Slowly more and more information about the "New Ownership Program" (in Hungarian: Új Tulajdonos Program [ÚTP]) is coming to light, though the full public discussion will take place only in March and April. First of all, the estimated value of all the state-owned entrepreneurial companies is about 1,500-2,000 billion forints. Among them, of course, are real duds, such as MÁV. However, there are a few highly profitable companies: Magyar Villamos Művek (Hungarian Electric Works), Szerencsejáték (Hungarian Lotto), Állami Autópálya-kezelő (responsible for toll roads), and even Magyar Posta (Hungarian Postal Service). These companies are called "Zrt" which indicates that they are corporations in the sense of having shares, but right now the state is the sole shareholder. These "Zrt’s" would be made "open" in the sense that 49% of their shares would be in private hands. They would be freely traded on the stock exchange. A small percentage of this 49% would be available under the New Ownership Program.
As the plan now stands, a family would be able to purchase up to 1 million forints worth of stocks. They would have to make a down payment of 5% and could pay the rest over time. Ferenc Gyurcsány optimistically announced that in four years this 1 million forint initial purchase might be worth 5 million forints, in five years 10 million forints, and in eight years 20 million. From these numbers I gather that at the moment the government is thinking in terms of restricting the sale of purchased shares for at least four to eight years. All Hungarian citizens over eighteen would be eligible to buy stock in addition to citizens of other countries within the European Union who live in Hungary on a more or less permanent basis.

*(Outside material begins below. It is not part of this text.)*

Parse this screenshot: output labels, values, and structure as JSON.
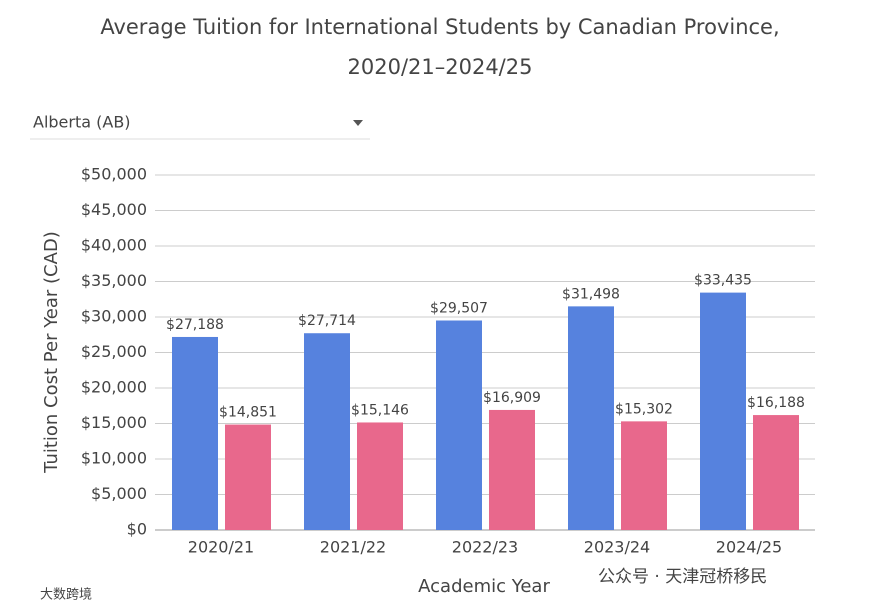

According to some estimates about 44% of the population has some savings: mostly in cash and in bank deposits with fairly low yields. The interest in ÚTP seems to be high. According to one of the polling companies, 2 million people are thinking of participating. As for reactions of the experts? Not surprisingly the management and brokers of the stock exchange are enthusiastic. Some people (for example, Éva Pálócz, head of Kopint-Tárki Zrt, an economic think-tank) worry that once the prohibition of the sales of shares is over, speculators will get hold of these stocks. These people bring up as an example the very badly executed program of "stocks" people received as compensation for lost property. Indeed, this was a nightmare as I know from my own experience. The hope is that there will be better safeguards this time. Surely, they must have learned something from that fiasco. Levente Blahó of Raiffeisen Bank is enthusiastic. He hopes though that a very large percentage of these stocks will freely circulate during the prohibition period because otherwise the prices of the stocks may be adversely affected.

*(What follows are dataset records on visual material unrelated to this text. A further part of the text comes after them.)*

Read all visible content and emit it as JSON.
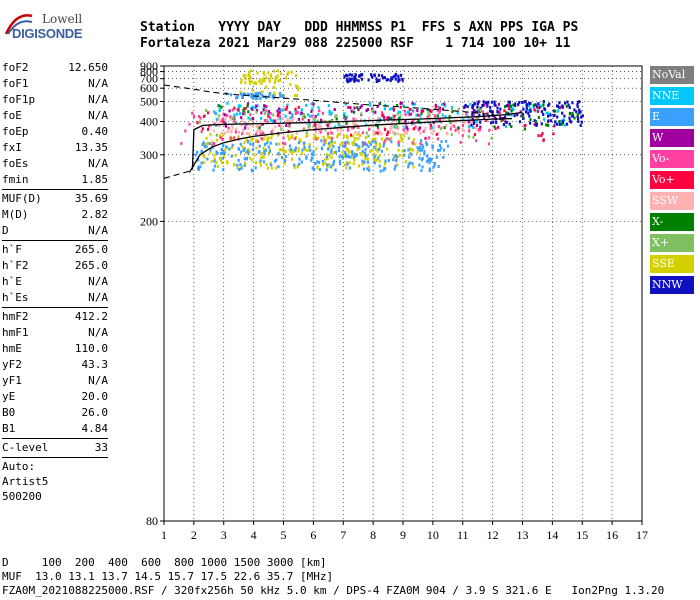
{
  "logo": {
    "line1": "Lowell",
    "line2": "DIGISONDE"
  },
  "header": {
    "line1": "Station   YYYY DAY   DDD HHMMSS P1  FFS S AXN PPS IGA PS",
    "line2": "Fortaleza 2021 Mar29 088 225000 RSF    1 714 100 10+ 11"
  },
  "params": {
    "group1": [
      {
        "k": "foF2",
        "v": "12.650"
      },
      {
        "k": "foF1",
        "v": "N/A"
      },
      {
        "k": "foF1p",
        "v": "N/A"
      },
      {
        "k": "foE",
        "v": "N/A"
      },
      {
        "k": "foEp",
        "v": "0.40"
      },
      {
        "k": "fxI",
        "v": "13.35"
      },
      {
        "k": "foEs",
        "v": "N/A"
      },
      {
        "k": "fmin",
        "v": "1.85"
      }
    ],
    "group2": [
      {
        "k": "MUF(D)",
        "v": "35.69"
      },
      {
        "k": "M(D)",
        "v": "2.82"
      },
      {
        "k": "D",
        "v": "N/A"
      }
    ],
    "group3": [
      {
        "k": "h`F",
        "v": "265.0"
      },
      {
        "k": "h`F2",
        "v": "265.0"
      },
      {
        "k": "h`E",
        "v": "N/A"
      },
      {
        "k": "h`Es",
        "v": "N/A"
      }
    ],
    "group4": [
      {
        "k": "hmF2",
        "v": "412.2"
      },
      {
        "k": "hmF1",
        "v": "N/A"
      },
      {
        "k": "hmE",
        "v": "110.0"
      },
      {
        "k": "yF2",
        "v": "43.3"
      },
      {
        "k": "yF1",
        "v": "N/A"
      },
      {
        "k": "yE",
        "v": "20.0"
      },
      {
        "k": "B0",
        "v": "26.0"
      },
      {
        "k": "B1",
        "v": "4.84"
      }
    ],
    "group5": [
      {
        "k": "C-level",
        "v": "33"
      }
    ],
    "auto": [
      "Auto:",
      "Artist5",
      "500200"
    ]
  },
  "legend": [
    {
      "label": "NoVal",
      "color": "#7f7f7f"
    },
    {
      "label": "NNE",
      "color": "#00c8ff"
    },
    {
      "label": "E",
      "color": "#3aa0ff"
    },
    {
      "label": "W",
      "color": "#a000a0"
    },
    {
      "label": "Vo-",
      "color": "#ff40a0"
    },
    {
      "label": "Vo+",
      "color": "#ff0040"
    },
    {
      "label": "SSW",
      "color": "#ffb0b0"
    },
    {
      "label": "X-",
      "color": "#008000"
    },
    {
      "label": "X+",
      "color": "#80c060"
    },
    {
      "label": "SSE",
      "color": "#d4d000"
    },
    {
      "label": "NNW",
      "color": "#1010c0"
    }
  ],
  "footer": {
    "line1": "D     100  200  400  600  800 1000 1500 3000 [km]",
    "line2": "MUF  13.0 13.1 13.7 14.5 15.7 17.5 22.6 35.7 [MHz]",
    "line3": "FZA0M_2021088225000.RSF / 320fx256h 50 kHz 5.0 km / DPS-4 FZA0M 904 / 3.9 S 321.6 E   Ion2Png 1.3.20"
  },
  "chart_data": {
    "type": "scatter",
    "x_ticks": [
      "1",
      "2",
      "3",
      "4",
      "5",
      "6",
      "7",
      "8",
      "9",
      "10",
      "11",
      "12",
      "13",
      "14",
      "15",
      "16",
      "17"
    ],
    "y_ticks": [
      "80",
      "200",
      "300",
      "400",
      "500",
      "600",
      "700",
      "800",
      "900"
    ],
    "xlim": [
      1,
      17
    ],
    "y_scale": "reciprocal",
    "ylim": [
      80,
      900
    ],
    "grid": true,
    "legend_position": "right",
    "profile_curve": {
      "x": [
        1.85,
        2.2,
        2.6,
        3.0,
        3.5,
        4.0,
        4.5,
        5.0,
        6.0,
        7.0,
        8.0,
        9.0,
        10.0,
        11.0,
        12.0,
        12.65
      ],
      "y": [
        265,
        300,
        318,
        330,
        340,
        348,
        354,
        360,
        370,
        378,
        386,
        392,
        398,
        404,
        410,
        412
      ]
    },
    "trace_upper": {
      "x": [
        1.0,
        1.5,
        2.0,
        2.5,
        3.0,
        3.5,
        4.0,
        4.5,
        5.0,
        5.5,
        6.0,
        6.5,
        7.0,
        7.5,
        8.0,
        9.0,
        10.0,
        11.0,
        12.0
      ],
      "y": [
        630,
        610,
        590,
        570,
        555,
        545,
        538,
        530,
        522,
        515,
        508,
        500,
        492,
        485,
        478,
        468,
        456,
        444,
        430
      ]
    },
    "trace_lower": {
      "x": [
        1.0,
        1.5,
        1.9
      ],
      "y": [
        255,
        262,
        268
      ]
    },
    "trace_xo": {
      "x": [
        1.95,
        2.0,
        2.3,
        2.8,
        3.5,
        4.5,
        5.5,
        6.5,
        7.5,
        8.5,
        9.5,
        10.5,
        11.5,
        12.5,
        13.0
      ],
      "y": [
        270,
        370,
        385,
        388,
        390,
        392,
        395,
        398,
        402,
        406,
        410,
        415,
        420,
        430,
        440
      ]
    },
    "echo_clusters": [
      {
        "color": "SSE",
        "x": [
          2.2,
          9.5
        ],
        "y": [
          275,
          360
        ],
        "n": 260
      },
      {
        "color": "E",
        "x": [
          2.0,
          10.5
        ],
        "y": [
          270,
          340
        ],
        "n": 260
      },
      {
        "color": "SSW",
        "x": [
          2.5,
          11.5
        ],
        "y": [
          360,
          420
        ],
        "n": 180
      },
      {
        "color": "Vo-",
        "x": [
          1.5,
          12.0
        ],
        "y": [
          330,
          460
        ],
        "n": 140
      },
      {
        "color": "NNE",
        "x": [
          2.5,
          14.5
        ],
        "y": [
          380,
          500
        ],
        "n": 140
      },
      {
        "color": "W",
        "x": [
          3.0,
          14.5
        ],
        "y": [
          380,
          500
        ],
        "n": 100
      },
      {
        "color": "NNW",
        "x": [
          11.0,
          15.0
        ],
        "y": [
          390,
          510
        ],
        "n": 140
      },
      {
        "color": "X-",
        "x": [
          2.5,
          15.0
        ],
        "y": [
          370,
          500
        ],
        "n": 60
      },
      {
        "color": "X+",
        "x": [
          2.0,
          12.0
        ],
        "y": [
          340,
          470
        ],
        "n": 60
      },
      {
        "color": "Vo+",
        "x": [
          2.0,
          14.0
        ],
        "y": [
          340,
          480
        ],
        "n": 60
      },
      {
        "color": "SSE",
        "x": [
          3.5,
          5.5
        ],
        "y": [
          550,
          840
        ],
        "n": 70
      },
      {
        "color": "E",
        "x": [
          3.0,
          5.0
        ],
        "y": [
          530,
          570
        ],
        "n": 40
      },
      {
        "color": "NNW",
        "x": [
          7.0,
          9.0
        ],
        "y": [
          680,
          780
        ],
        "n": 60
      }
    ]
  }
}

For what my two cents is worth, let me compare this to what normally happens in an initial public offering (IPO) in the U.S. In an IPO a relatively small number of shares is offered to the public (Google, for instance, offered only 7%) with the rest retained by company founders, venture capitalists, and management. The "public" is rarely the little guy; normally before the stock starts trading on an exchange, investment banks and their best clients own the shares. Then the rest of the universe can weigh in. Do we believe in a company such as MasterCard or do we think it’s a loser like Vonage? The stock trades freely, sometimes wildly. In the meantime those who hold stock not offered to the public normally respect a lock-up period (usually a few months) and don’t try to sell their shares into the market. That would, of course, put pressure on the share price. But the stock that came public has changed hands countless times. This is the process of price discovery–what do people think the stock is really worth?

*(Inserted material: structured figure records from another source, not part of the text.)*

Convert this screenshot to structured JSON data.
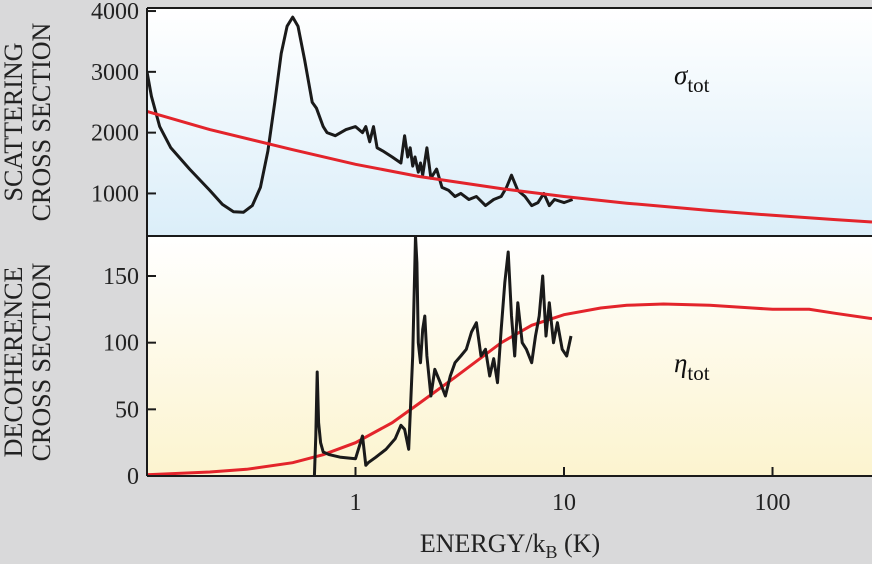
{
  "colors": {
    "background": "#d9d9da",
    "top_panel_top": "#ffffff",
    "top_panel_bottom": "#dbeef9",
    "bottom_panel_top": "#ffffff",
    "bottom_panel_bottom": "#fcf4cf",
    "measured_line": "#1a1a1a",
    "model_line": "#e3242b",
    "frame": "#1a1a1a"
  },
  "chart_data": [
    {
      "type": "line",
      "panel": "top",
      "ylabel_line1": "SCATTERING",
      "ylabel_line2": "CROSS SECTION",
      "annotation": {
        "symbol": "σ",
        "subscript": "tot"
      },
      "xscale": "log",
      "xlim": [
        0.1,
        300
      ],
      "ylim": [
        300,
        4050
      ],
      "yticks": [
        {
          "value": 1000,
          "label": "1000"
        },
        {
          "value": 2000,
          "label": "2000"
        },
        {
          "value": 3000,
          "label": "3000"
        },
        {
          "value": 4000,
          "label": "4000"
        }
      ],
      "series": [
        {
          "name": "measured",
          "x": [
            0.1,
            0.105,
            0.115,
            0.13,
            0.16,
            0.2,
            0.23,
            0.26,
            0.29,
            0.32,
            0.35,
            0.38,
            0.41,
            0.44,
            0.47,
            0.5,
            0.53,
            0.57,
            0.62,
            0.65,
            0.7,
            0.73,
            0.8,
            0.9,
            1.0,
            1.08,
            1.12,
            1.17,
            1.22,
            1.27,
            1.35,
            1.5,
            1.65,
            1.72,
            1.78,
            1.83,
            1.88,
            1.93,
            2.0,
            2.05,
            2.1,
            2.2,
            2.3,
            2.45,
            2.6,
            2.8,
            3.0,
            3.2,
            3.5,
            3.8,
            4.2,
            4.6,
            5.0,
            5.3,
            5.6,
            6.0,
            6.5,
            7.0,
            7.5,
            8.0,
            8.5,
            9.0,
            10.0,
            11.0
          ],
          "y": [
            3000,
            2600,
            2100,
            1750,
            1400,
            1050,
            820,
            700,
            690,
            800,
            1100,
            1700,
            2500,
            3300,
            3750,
            3900,
            3750,
            3200,
            2500,
            2400,
            2100,
            2000,
            1950,
            2050,
            2100,
            2000,
            2100,
            1850,
            2100,
            1750,
            1700,
            1600,
            1500,
            1950,
            1600,
            1750,
            1450,
            1600,
            1350,
            1500,
            1300,
            1750,
            1250,
            1400,
            1100,
            1050,
            950,
            1000,
            900,
            950,
            800,
            900,
            950,
            1100,
            1300,
            1050,
            950,
            800,
            850,
            1000,
            800,
            900,
            850,
            900
          ]
        },
        {
          "name": "model",
          "x": [
            0.1,
            0.2,
            0.5,
            1,
            2,
            5,
            10,
            20,
            50,
            100,
            200,
            300
          ],
          "y": [
            2350,
            2050,
            1720,
            1480,
            1280,
            1080,
            950,
            840,
            720,
            640,
            570,
            530
          ]
        }
      ]
    },
    {
      "type": "line",
      "panel": "bottom",
      "ylabel_line1": "DECOHERENCE",
      "ylabel_line2": "CROSS SECTION",
      "annotation": {
        "symbol": "η",
        "subscript": "tot"
      },
      "xlabel": "ENERGY/k",
      "xlabel_subscript": "B",
      "xlabel_suffix": " (K)",
      "xscale": "log",
      "xlim": [
        0.1,
        300
      ],
      "ylim": [
        0,
        180
      ],
      "xticks": [
        {
          "value": 1,
          "label": "1"
        },
        {
          "value": 10,
          "label": "10"
        },
        {
          "value": 100,
          "label": "100"
        }
      ],
      "yticks": [
        {
          "value": 0,
          "label": "0"
        },
        {
          "value": 50,
          "label": "50"
        },
        {
          "value": 100,
          "label": "100"
        },
        {
          "value": 150,
          "label": "150"
        }
      ],
      "series": [
        {
          "name": "measured",
          "x": [
            0.635,
            0.645,
            0.655,
            0.665,
            0.68,
            0.7,
            0.75,
            0.85,
            1.0,
            1.08,
            1.12,
            1.15,
            1.25,
            1.4,
            1.55,
            1.65,
            1.72,
            1.8,
            1.88,
            1.94,
            1.97,
            2.0,
            2.05,
            2.1,
            2.15,
            2.2,
            2.3,
            2.4,
            2.55,
            2.7,
            2.85,
            3.0,
            3.2,
            3.4,
            3.6,
            3.8,
            4.0,
            4.2,
            4.4,
            4.6,
            4.8,
            5.0,
            5.2,
            5.4,
            5.6,
            5.8,
            6.0,
            6.3,
            6.6,
            7.0,
            7.3,
            7.6,
            7.9,
            8.2,
            8.5,
            8.9,
            9.3,
            9.8,
            10.3,
            10.8
          ],
          "y": [
            0,
            30,
            78,
            40,
            25,
            18,
            16,
            14,
            13,
            30,
            8,
            10,
            14,
            20,
            28,
            38,
            35,
            20,
            90,
            180,
            160,
            100,
            85,
            110,
            120,
            90,
            60,
            80,
            70,
            60,
            75,
            85,
            90,
            95,
            108,
            115,
            90,
            95,
            75,
            88,
            70,
            110,
            145,
            168,
            120,
            90,
            130,
            100,
            95,
            85,
            105,
            120,
            150,
            105,
            130,
            100,
            115,
            95,
            90,
            105
          ]
        },
        {
          "name": "model",
          "x": [
            0.1,
            0.2,
            0.3,
            0.5,
            0.7,
            1,
            1.5,
            2,
            3,
            5,
            7,
            10,
            15,
            20,
            30,
            50,
            80,
            100,
            150,
            200,
            300
          ],
          "y": [
            1,
            3,
            5,
            10,
            16,
            25,
            40,
            54,
            74,
            100,
            113,
            121,
            126,
            128,
            129,
            128,
            126,
            125,
            125,
            122,
            118
          ]
        }
      ]
    }
  ]
}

Under the Hungarian proposal it would seem that Hungarian citizens, assuming that they receive shares before stocks begin trading publicly, will be like American investment banks and their best clients (with huge leverage!) except for having a lengthy lock-up period. The balance of the 49% will trade freely on the BUX (akin to action after an IPO starts to trade on an exchange). So who wins? Well, if the stock goes up, everybody, including the government who is sitting on 51% of the company.
The closest thing to a leveraged buy out (LBO) is the deal being offered to Hungarians. Sounds good to me!